Sie wundern sich, wenn sie lesen, die Grünen hätten sich als Teil der Bundesregierung von Israel schriftlich versichern lassen, dass gelieferte deutsche Waffen nicht für einen Völkermord eingesetzt würden, eine sogenannte Genozid-Klausel. Wie sie dann gleichzeitig behaupten könnten, es sei antisemitisch, Israel einen solchen Vorwurf zu machen. Glauben die Deutschen nun an einen Völkermord, und, falls ja, sind sie dagegen – oder sind nur besorgt, dass ihre Waffen dabei zum Einsatz kämen?
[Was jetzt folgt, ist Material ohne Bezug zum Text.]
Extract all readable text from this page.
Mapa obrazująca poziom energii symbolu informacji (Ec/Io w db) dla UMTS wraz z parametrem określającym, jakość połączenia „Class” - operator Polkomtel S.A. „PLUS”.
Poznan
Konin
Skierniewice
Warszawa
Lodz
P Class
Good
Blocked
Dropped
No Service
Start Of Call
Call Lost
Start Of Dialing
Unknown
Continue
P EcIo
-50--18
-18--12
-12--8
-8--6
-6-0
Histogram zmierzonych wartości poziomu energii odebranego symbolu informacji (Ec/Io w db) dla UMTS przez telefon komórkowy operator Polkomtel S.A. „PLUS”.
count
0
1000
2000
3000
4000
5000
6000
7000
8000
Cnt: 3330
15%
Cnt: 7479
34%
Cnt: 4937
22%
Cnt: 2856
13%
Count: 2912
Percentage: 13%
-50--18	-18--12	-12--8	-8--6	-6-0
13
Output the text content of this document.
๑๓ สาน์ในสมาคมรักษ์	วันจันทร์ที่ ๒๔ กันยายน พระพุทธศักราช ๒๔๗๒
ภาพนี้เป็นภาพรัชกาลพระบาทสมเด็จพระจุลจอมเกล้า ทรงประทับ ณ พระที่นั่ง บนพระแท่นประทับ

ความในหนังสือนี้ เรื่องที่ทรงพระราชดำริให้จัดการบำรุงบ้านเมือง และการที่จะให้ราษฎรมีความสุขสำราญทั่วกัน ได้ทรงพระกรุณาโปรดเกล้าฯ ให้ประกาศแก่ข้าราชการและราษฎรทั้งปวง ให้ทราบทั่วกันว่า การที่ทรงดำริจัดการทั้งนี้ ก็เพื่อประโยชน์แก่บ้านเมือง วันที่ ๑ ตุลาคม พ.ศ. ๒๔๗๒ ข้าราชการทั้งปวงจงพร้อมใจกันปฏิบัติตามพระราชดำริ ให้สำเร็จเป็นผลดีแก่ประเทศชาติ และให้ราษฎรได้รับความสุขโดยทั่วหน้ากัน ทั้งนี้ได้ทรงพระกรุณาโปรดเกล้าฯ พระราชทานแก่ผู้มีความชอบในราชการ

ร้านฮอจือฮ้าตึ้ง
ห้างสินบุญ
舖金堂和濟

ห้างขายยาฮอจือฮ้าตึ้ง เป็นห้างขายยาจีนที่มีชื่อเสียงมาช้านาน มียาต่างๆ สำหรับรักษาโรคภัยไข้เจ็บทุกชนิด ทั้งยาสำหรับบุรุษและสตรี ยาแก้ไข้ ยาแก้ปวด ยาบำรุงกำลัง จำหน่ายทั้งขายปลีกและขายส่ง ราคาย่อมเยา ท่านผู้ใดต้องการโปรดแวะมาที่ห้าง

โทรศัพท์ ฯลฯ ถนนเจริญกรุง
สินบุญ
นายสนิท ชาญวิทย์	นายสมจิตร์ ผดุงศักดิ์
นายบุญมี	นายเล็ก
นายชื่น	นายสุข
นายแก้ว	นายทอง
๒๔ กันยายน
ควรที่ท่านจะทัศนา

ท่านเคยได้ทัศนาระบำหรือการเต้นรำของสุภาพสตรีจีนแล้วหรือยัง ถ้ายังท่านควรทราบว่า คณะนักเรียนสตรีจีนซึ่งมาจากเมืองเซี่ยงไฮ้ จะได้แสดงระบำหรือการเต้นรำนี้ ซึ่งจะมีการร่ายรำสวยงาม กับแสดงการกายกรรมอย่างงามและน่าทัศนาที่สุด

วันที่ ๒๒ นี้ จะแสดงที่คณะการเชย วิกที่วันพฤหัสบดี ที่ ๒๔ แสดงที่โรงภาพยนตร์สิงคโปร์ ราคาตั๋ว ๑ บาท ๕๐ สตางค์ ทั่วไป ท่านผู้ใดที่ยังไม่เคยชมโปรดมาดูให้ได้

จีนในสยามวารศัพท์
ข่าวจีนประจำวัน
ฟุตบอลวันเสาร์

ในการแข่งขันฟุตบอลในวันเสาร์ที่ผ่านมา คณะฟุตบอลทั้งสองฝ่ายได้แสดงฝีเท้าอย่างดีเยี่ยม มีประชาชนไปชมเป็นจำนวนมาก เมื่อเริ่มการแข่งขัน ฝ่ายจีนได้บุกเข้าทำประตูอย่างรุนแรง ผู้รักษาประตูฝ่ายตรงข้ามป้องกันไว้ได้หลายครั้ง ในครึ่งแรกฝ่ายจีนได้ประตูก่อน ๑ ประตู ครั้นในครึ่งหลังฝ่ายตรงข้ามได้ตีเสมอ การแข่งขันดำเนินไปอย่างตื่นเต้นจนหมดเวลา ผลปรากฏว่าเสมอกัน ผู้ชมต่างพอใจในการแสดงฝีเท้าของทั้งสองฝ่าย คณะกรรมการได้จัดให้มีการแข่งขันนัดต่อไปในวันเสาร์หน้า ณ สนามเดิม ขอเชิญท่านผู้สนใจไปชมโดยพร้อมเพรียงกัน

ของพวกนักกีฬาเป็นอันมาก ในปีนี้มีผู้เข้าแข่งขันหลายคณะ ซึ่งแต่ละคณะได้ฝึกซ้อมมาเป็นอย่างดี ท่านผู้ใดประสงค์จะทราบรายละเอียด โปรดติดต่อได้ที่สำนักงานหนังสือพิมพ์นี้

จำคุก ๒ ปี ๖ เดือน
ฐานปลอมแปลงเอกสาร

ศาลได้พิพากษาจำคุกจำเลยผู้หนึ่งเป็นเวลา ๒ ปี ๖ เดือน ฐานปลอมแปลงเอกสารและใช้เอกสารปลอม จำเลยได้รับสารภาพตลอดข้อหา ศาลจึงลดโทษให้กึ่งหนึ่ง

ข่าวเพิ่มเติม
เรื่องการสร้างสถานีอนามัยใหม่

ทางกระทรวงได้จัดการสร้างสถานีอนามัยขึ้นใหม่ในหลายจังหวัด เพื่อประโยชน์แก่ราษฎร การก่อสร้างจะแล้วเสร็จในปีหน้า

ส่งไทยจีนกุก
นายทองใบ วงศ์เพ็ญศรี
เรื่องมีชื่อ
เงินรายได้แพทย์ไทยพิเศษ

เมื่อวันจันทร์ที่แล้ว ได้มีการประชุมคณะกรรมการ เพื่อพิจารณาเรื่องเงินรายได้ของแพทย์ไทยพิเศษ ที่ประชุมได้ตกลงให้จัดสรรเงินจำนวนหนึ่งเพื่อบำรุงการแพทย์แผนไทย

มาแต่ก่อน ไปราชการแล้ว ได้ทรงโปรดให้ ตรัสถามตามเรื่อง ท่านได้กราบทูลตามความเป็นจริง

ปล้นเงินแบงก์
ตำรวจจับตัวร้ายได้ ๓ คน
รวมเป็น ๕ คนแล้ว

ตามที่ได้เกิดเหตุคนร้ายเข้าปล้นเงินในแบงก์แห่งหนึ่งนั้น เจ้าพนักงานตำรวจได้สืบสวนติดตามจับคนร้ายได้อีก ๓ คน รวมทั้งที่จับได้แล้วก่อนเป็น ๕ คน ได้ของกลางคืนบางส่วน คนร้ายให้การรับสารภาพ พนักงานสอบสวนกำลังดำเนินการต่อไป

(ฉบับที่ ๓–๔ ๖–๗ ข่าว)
Wenn schon die Bilder für euch nicht reichen, dann vielleicht die Zahlen, fragen die Kollegen und Freunde, und täglich kommen Dutzende Tote und Verletzte hinzu. Etwa in Nabatiyeh, einer großen und traditionsreichen Stadt im Süden, in der die israelische Armee das Gemeindezentrum angreift, wo sich Freiwillige versammelt und Hilfsgüter für Vertriebene gehortet hatten, und wo das Zentrum jetzt in Trümmern liegt. 16 Menschen sterben, darunter Nabatiyehs Bürgermeister. Familie Qanso stammt ursprünglich aus Kfar Remen, ganz in der Nähe. Niemand aus der Familie ist mehr dort, und doch schmerzen auch die Bilder aus Nabatiyeh, des zerstörten traditionellen Marktplatzes und der spektakulären Gebäude aus osmanischer Zeit, fast so, als würde man um einen Menschen trauern, den man sehr lange kannte.
Weniger als 24 Stunden nach den Worten von Premierminister Najib Mikati, der vermeintlichen Garantie der USA, greifen israelische Kampfflugzeuge dann auch wieder die Dahiye an. Um 6 Uhr in der Früh ist es für Familie Qanso mit dem Schlaf vorbei. Für wie lange dieses Mal, das wissen sie nicht.